Whenever I'm with a friend looking for a place to eat, I find myself spouting off reasons why
a restaurant doesn't look good. "That place has teriyaki and burgers," I announce, "forget it."

Or, "Look at all those stickers on the window! Let's go there." Since wasting money on a bad meal can be a traumatizing experience, you often see people standing outside a restaurant, desperately trying to size it up. The brazen among us will even go inside to examine the atmosphere, as if we hope to find our double sitting at a table. It's a terribly uncertain feeling. Fortunately, we have the ability to prejudge.

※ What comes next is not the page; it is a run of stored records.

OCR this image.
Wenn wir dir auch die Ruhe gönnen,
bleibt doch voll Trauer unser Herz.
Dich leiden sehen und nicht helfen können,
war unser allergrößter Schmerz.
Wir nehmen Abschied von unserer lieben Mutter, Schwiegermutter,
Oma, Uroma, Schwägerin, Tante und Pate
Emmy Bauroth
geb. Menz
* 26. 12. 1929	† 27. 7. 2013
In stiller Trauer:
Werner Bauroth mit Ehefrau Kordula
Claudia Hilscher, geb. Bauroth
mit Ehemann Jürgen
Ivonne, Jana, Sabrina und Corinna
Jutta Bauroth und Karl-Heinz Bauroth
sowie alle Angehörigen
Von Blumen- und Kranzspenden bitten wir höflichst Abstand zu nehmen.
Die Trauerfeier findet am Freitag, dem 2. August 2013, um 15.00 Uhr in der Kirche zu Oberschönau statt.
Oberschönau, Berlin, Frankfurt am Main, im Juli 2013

Most people start with the menu. When a restaurant tries to do too much, or throws token items on the menu, it can be immediately off-putting. A teriyaki joint rarely serves good burgers, and you won't find a decent slice of pizza when gyros are also available. If they have all four on the menu, run. I tend to be attracted to menus that are almost condescending in their minuteness, the ones that found a good dish and made it over and over, like Kedai Makan with Nasi Goreng, or Paseo's with the Cuban. Still, no matter the size of the menu, I don't want to see certain words on it, like "famous," "gut-busting," or the overused "Our version of..."

The name above the menu can also influence our thinking. I must have skipped R&L Home of Good Bar-B-Q and Italian Family Pizza twenty times, thinking their bland, generic names were somehow a reflection of the food. But both restaurants are wonderful. Why couldn't they just come out and say it? Don't answer that.

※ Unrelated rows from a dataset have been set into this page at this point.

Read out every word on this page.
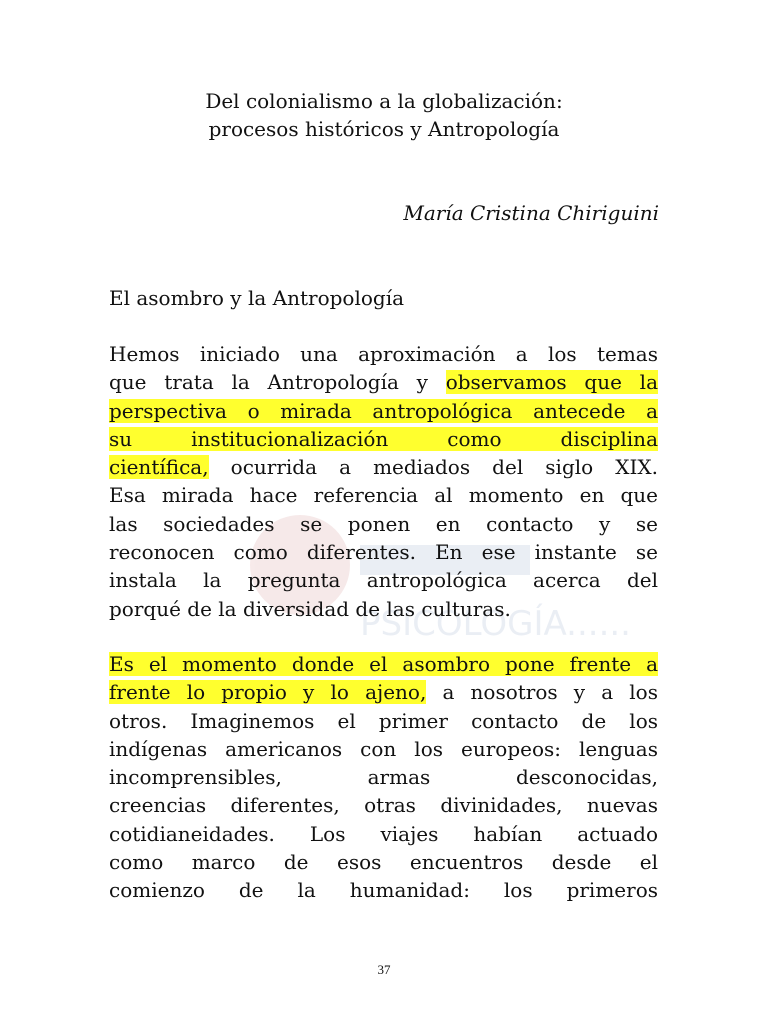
PSICOLOGÍA......
Del colonialismo a la globalización:
procesos históricos y Antropología
María Cristina Chiriguini
El asombro y la Antropología
Hemos iniciado una aproximación a los temas
que trata la Antropología y observamos que la
perspectiva o mirada antropológica antecede a
su institucionalización como disciplina
científica, ocurrida a mediados del siglo XIX.
Esa mirada hace referencia al momento en que
las sociedades se ponen en contacto y se
reconocen como diferentes. En ese instante se
instala la pregunta antropológica acerca del
porqué de la diversidad de las culturas.
Es el momento donde el asombro pone frente a
frente lo propio y lo ajeno, a nosotros y a los
otros. Imaginemos el primer contacto de los
indígenas americanos con los europeos: lenguas
incomprensibles, armas desconocidas,
creencias diferentes, otras divinidades, nuevas
cotidianeidades. Los viajes habían actuado
como marco de esos encuentros desde el
comienzo de la humanidad: los primeros
37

Ian Thackaberry, owner of Scratch Deli on Capitol Hill, has far more informed methods of judging. "If I walk into a place, and I've got a clear view to the kitchen, that's the best," he says. "When you run a kitchen, you start to realize that it takes certain equipment. Are they making a lot with a little, or are they making a little with a lot?"

Transparency is key. "I think the most important thing is knowing where a place gets their ingredients...Not too long ago, I saw a particular distributor outside of a very well respected restaurant that serves twenty-dollar plates," he says, "and that distributor doesn't specialize in anything but total, mass-production factory food, and I realized that if a restaurant doesn’t say anything about the quality of their ingredients, but only use gourmet words to describe the food, that can totally be a turn off."

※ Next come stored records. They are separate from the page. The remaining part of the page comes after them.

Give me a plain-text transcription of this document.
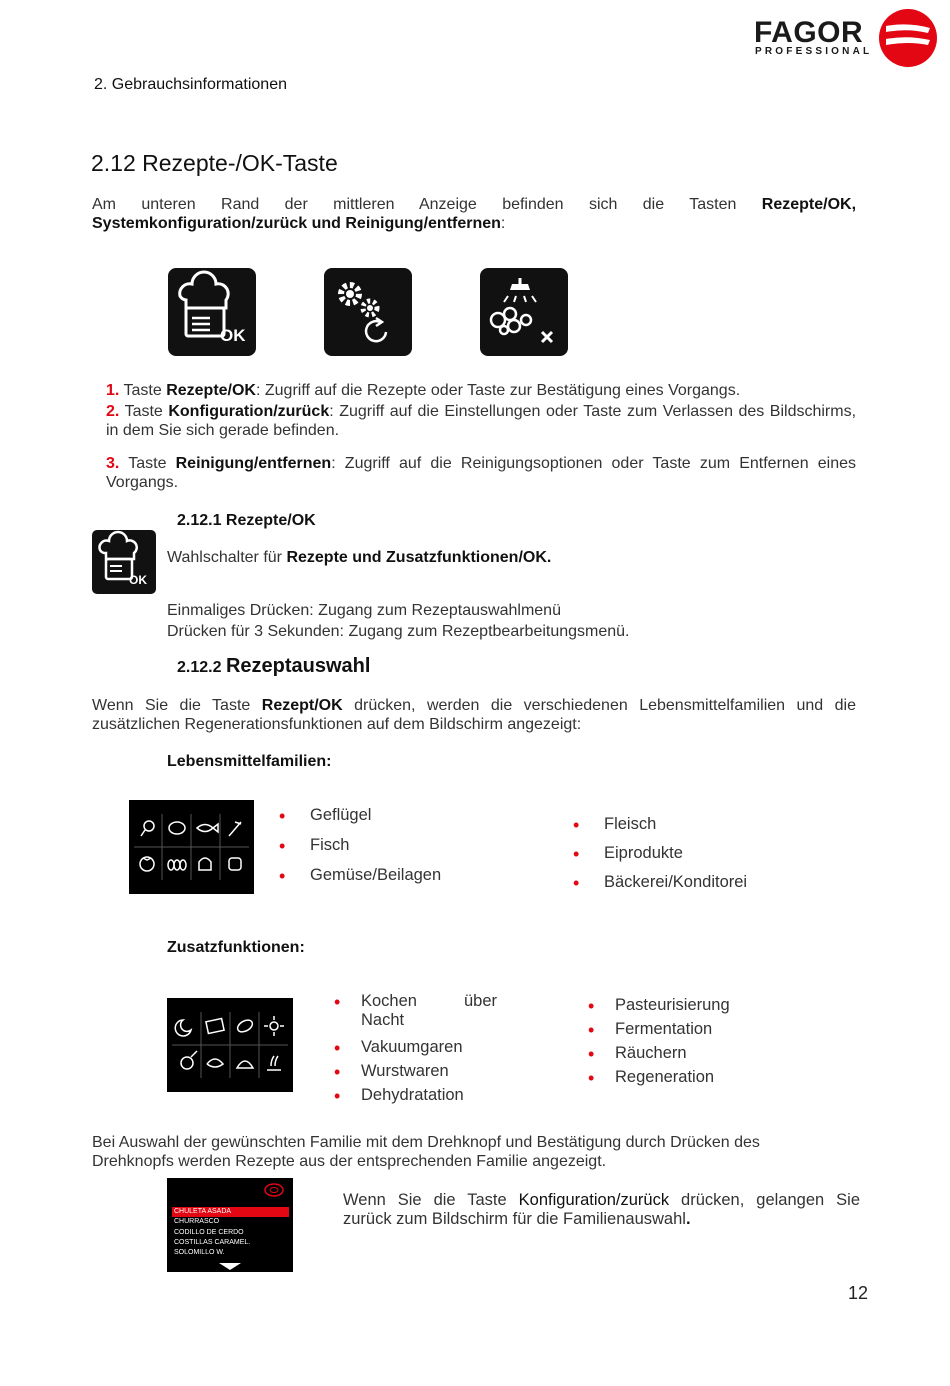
FAGOR
PROFESSIONAL
2. Gebrauchsinformationen
2.12 Rezepte-/OK-Taste
Am unteren Rand der mittleren Anzeige befinden sich die Tasten Rezepte/OK,
Systemkonfiguration/zurück und Reinigung/entfernen:
OK
1. Taste Rezepte/OK: Zugriff auf die Rezepte oder Taste zur Bestätigung eines Vorgangs.
2. Taste Konfiguration/zurück: Zugriff auf die Einstellungen oder Taste zum Verlassen des Bildschirms, in dem Sie sich gerade befinden.
3. Taste Reinigung/entfernen: Zugriff auf die Reinigungsoptionen oder Taste zum Entfernen eines Vorgangs.
2.12.1 Rezepte/OK
OK
Wahlschalter für Rezepte und Zusatzfunktionen/OK.
Einmaliges Drücken: Zugang zum Rezeptauswahlmenü
Drücken für 3 Sekunden: Zugang zum Rezeptbearbeitungsmenü.
2.12.2 Rezeptauswahl
Wenn Sie die Taste Rezept/OK drücken, werden die verschiedenen Lebensmittelfamilien und die zusätzlichen Regenerationsfunktionen auf dem Bildschirm angezeigt:
Lebensmittelfamilien:
• Geflügel
• Fisch
• Gemüse/Beilagen
• Fleisch
• Eiprodukte
• Bäckerei/Konditorei
Zusatzfunktionen:
• Kochen	über
Nacht
• Vakuumgaren
• Wurstwaren
• Dehydratation
• Pasteurisierung
• Fermentation
• Räuchern
• Regeneration
Bei Auswahl der gewünschten Familie mit dem Drehknopf und Bestätigung durch Drücken des Drehknopfs werden Rezepte aus der entsprechenden Familie angezeigt.
CHULETA ASADA
CHURRASCO
CODILLO DE CERDO
COSTILLAS CARAMEL.
SOLOMILLO W.
Wenn Sie die Taste Konfiguration/zurück drücken, gelangen Sie zurück zum Bildschirm für die Familienauswahl.
12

Of course, there are always the external trinkets of success. I tend to keep an eye out for the flora of stickers attached to the window, each representing some testament to the quality of the food, or the restaurant's ability to put stickers on the window. I rarely even bother to read the individual labels - they could be ADT stickers for all I know - but I just assume that some organization, be it Yelp or Zagat or Sticker Giver Magazine, deemed the restaurant worthy. I catch myself doing the exact same thing in video stores, when I skip over films that don't have quotes on the box. Such markers are not much help; they merely tell us that somewhere, someone with a job liked something.

The most deceptively simple sign of good food is the line. How can it be wrong? Lines are much harder to acquire than stickers or a clever menu. But before the populist magnetism envelops us, it's useful to examine the context of the line. A line can be the result of hype, extremely slow service,social media expertise, legitimately good fare, an already existing line, or the fact that that type of food is not available anywhere else in the area (you see this last example often in Seattle with barbecue and deli). Determining the line's origin story is a little tough when you're face to face to with it. You'll have plenty of time later, at home, when you're angrily Googling.

It’s important to avoid becoming too invested in our restaurant prejudices. On rare occasions, a restaurant will look, sound, and feel perfect, and you'll think, "This is my kind of place," only to realize after eating that it's not your kind of place, but is only pretending to be your kind of place. Some people never recover from that.